Alain Gossuin, en bref
Le 18 décembre 1962, Alain Gossuin naît à Bruxelles.
A 17 ans, il a fini ses secondaires, il pose pour ses premières séries de mode pour Sarma et Bruphils.
En 1986, il défile pour Montana, c’est sa première fois.
1987 Il pose en caleçon américain et chaussettes hautes pour la campagne printemps-été de Valentino par Olivier Toscani.
En juin 1991, il défile pour Dries Van Noten, qui présente sa première collection printemps-été 1992.
En 1994, il chante avec 5 autres mannequins stars dont Cameron Alborzian, Greg Hansen et Werner Schreyer pour les enfants d’ex-Yougoslavie, Enfants de la Bosnie à l’abri.
En 2004, il lance sa marque appelée Gossuin.

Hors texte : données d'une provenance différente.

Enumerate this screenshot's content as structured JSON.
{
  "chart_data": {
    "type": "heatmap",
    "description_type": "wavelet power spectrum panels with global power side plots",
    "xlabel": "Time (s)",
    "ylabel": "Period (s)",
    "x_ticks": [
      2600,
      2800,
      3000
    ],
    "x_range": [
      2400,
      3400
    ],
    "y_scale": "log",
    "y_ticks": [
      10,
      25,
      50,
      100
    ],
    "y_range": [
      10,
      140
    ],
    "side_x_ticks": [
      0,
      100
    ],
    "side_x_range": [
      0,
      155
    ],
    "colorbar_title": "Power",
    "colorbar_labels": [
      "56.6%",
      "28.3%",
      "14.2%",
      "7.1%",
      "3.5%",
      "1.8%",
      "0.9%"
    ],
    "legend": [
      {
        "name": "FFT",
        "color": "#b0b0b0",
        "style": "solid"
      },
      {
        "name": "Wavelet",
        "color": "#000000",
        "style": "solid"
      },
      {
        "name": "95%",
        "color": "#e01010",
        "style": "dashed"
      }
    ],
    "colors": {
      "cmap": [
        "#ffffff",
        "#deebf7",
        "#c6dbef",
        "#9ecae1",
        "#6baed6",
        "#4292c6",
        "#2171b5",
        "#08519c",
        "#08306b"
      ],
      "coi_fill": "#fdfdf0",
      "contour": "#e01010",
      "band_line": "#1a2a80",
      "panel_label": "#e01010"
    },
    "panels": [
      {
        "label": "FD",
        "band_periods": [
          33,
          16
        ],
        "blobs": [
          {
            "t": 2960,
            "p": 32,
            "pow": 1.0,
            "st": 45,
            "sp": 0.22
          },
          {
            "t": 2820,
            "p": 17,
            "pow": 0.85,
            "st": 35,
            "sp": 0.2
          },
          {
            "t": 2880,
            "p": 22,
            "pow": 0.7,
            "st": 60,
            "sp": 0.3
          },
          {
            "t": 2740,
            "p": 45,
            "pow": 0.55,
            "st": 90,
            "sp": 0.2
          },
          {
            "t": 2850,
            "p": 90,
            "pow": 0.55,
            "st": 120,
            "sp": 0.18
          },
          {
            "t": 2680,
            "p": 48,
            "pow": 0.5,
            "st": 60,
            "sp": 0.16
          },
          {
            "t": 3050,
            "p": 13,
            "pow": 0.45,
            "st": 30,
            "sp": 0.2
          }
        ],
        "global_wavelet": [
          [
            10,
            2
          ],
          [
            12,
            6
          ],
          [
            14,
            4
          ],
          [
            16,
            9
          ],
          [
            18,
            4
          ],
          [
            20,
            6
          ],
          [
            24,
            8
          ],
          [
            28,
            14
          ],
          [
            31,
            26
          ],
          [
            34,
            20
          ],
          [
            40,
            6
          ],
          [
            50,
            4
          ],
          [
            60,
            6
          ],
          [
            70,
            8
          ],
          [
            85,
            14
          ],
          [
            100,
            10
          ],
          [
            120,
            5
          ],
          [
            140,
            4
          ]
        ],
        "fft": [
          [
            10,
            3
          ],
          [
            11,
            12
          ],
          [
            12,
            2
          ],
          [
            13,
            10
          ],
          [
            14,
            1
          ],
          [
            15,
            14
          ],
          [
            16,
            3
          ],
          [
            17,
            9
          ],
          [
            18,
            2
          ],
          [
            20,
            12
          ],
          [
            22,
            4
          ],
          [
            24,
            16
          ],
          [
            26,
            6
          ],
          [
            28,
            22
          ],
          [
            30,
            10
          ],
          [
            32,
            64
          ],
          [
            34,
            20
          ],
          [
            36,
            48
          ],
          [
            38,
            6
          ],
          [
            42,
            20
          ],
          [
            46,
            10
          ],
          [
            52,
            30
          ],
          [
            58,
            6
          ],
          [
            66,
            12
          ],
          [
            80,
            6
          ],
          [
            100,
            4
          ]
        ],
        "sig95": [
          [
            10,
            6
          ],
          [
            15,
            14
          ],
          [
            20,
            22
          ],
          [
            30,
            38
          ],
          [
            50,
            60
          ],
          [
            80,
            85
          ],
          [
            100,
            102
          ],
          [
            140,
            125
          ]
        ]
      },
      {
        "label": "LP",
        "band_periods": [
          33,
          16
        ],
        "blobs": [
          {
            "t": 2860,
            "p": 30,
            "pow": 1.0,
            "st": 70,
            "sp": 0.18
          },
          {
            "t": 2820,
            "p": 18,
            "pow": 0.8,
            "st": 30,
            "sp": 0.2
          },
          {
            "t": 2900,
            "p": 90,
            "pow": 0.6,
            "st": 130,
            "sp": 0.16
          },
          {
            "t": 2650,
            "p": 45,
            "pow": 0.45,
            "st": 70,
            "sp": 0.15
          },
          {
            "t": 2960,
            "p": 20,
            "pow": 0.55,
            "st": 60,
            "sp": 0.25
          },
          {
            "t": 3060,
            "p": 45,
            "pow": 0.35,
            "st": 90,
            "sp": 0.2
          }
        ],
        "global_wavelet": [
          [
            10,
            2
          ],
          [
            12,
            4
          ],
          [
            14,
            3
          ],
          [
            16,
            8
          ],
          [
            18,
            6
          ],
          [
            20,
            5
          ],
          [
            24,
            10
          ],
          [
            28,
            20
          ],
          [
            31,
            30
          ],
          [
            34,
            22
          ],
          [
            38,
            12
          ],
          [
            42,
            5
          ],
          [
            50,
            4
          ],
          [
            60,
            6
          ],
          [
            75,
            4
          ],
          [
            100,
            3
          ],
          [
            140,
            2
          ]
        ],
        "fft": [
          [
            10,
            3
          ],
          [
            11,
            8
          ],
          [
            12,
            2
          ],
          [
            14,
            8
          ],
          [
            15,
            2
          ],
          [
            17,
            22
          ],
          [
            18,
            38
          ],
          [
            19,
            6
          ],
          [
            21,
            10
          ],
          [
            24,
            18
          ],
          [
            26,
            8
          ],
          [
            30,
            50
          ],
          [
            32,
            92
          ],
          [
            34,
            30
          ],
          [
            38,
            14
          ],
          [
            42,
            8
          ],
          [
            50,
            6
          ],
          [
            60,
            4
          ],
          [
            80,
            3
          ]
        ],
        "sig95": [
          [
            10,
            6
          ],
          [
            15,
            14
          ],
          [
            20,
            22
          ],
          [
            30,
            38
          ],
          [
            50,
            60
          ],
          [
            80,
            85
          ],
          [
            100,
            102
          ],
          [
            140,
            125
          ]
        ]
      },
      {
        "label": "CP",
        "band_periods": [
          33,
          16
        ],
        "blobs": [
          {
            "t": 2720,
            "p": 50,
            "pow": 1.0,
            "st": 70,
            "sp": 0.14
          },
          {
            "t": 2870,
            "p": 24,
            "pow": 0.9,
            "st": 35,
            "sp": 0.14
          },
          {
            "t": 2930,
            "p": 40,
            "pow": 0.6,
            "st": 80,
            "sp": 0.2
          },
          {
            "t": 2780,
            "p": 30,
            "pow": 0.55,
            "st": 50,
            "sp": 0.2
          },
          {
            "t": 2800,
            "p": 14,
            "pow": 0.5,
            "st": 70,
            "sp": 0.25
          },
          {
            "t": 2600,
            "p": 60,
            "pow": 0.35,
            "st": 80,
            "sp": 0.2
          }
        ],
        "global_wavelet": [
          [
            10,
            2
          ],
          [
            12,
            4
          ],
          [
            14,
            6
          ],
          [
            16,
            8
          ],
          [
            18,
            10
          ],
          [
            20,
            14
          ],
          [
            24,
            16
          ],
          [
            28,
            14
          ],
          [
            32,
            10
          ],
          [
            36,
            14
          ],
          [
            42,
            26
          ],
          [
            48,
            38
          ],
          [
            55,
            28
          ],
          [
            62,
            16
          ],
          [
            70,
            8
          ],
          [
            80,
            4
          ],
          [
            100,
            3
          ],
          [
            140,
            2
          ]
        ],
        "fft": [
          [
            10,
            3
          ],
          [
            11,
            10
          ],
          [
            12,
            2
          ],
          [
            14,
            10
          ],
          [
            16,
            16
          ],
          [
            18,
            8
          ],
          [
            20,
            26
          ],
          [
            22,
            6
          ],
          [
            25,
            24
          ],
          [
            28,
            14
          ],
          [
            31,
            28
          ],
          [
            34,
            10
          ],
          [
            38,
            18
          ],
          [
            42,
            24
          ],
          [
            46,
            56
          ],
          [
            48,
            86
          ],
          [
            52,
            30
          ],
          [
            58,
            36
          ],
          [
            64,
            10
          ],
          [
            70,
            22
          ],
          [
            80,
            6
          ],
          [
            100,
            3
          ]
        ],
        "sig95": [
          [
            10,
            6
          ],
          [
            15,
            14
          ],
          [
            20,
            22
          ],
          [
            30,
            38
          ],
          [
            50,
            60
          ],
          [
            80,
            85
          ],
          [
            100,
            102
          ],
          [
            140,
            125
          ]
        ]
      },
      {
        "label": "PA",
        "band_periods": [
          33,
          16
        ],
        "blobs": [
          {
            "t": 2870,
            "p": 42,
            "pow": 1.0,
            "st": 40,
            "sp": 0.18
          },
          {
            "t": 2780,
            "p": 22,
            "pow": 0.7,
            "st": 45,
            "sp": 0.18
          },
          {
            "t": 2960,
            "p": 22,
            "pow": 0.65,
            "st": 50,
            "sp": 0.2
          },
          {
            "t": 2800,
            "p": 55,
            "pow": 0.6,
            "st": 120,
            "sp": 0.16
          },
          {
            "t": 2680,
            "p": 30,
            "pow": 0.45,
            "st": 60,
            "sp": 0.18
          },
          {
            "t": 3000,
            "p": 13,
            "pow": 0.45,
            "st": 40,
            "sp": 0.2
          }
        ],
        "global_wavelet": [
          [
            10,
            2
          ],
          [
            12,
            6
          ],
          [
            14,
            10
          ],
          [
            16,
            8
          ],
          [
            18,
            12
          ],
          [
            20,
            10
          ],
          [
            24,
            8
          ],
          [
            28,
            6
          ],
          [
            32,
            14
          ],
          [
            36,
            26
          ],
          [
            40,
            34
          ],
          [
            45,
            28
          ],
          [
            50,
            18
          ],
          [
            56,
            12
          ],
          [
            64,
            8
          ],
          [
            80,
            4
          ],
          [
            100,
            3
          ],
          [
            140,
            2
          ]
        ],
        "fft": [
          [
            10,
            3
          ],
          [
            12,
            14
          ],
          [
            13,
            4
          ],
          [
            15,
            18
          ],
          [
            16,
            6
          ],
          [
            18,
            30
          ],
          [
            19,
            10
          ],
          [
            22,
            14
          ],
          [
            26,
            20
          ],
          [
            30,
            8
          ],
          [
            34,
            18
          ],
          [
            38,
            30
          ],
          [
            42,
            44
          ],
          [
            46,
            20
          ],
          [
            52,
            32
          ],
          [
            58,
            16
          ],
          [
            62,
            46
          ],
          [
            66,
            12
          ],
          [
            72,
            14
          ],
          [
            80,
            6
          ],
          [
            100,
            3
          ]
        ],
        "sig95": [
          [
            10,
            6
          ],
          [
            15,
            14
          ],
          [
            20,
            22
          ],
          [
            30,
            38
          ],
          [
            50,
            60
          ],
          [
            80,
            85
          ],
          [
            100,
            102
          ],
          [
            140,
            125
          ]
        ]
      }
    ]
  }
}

En janvier 2019, il défile pour Junya Watanabe durant la fashion week homme.
En 2023, il joue aux côtés de Marisa Berenson dans Dégénérer, court-métrage de Tess Lochanski.
Le 22 juin 2024, Alain Gossuin ouvre le dernier défilé de Dries Van Noten.
En mars 2025, il est le top model de notre spécial Homme.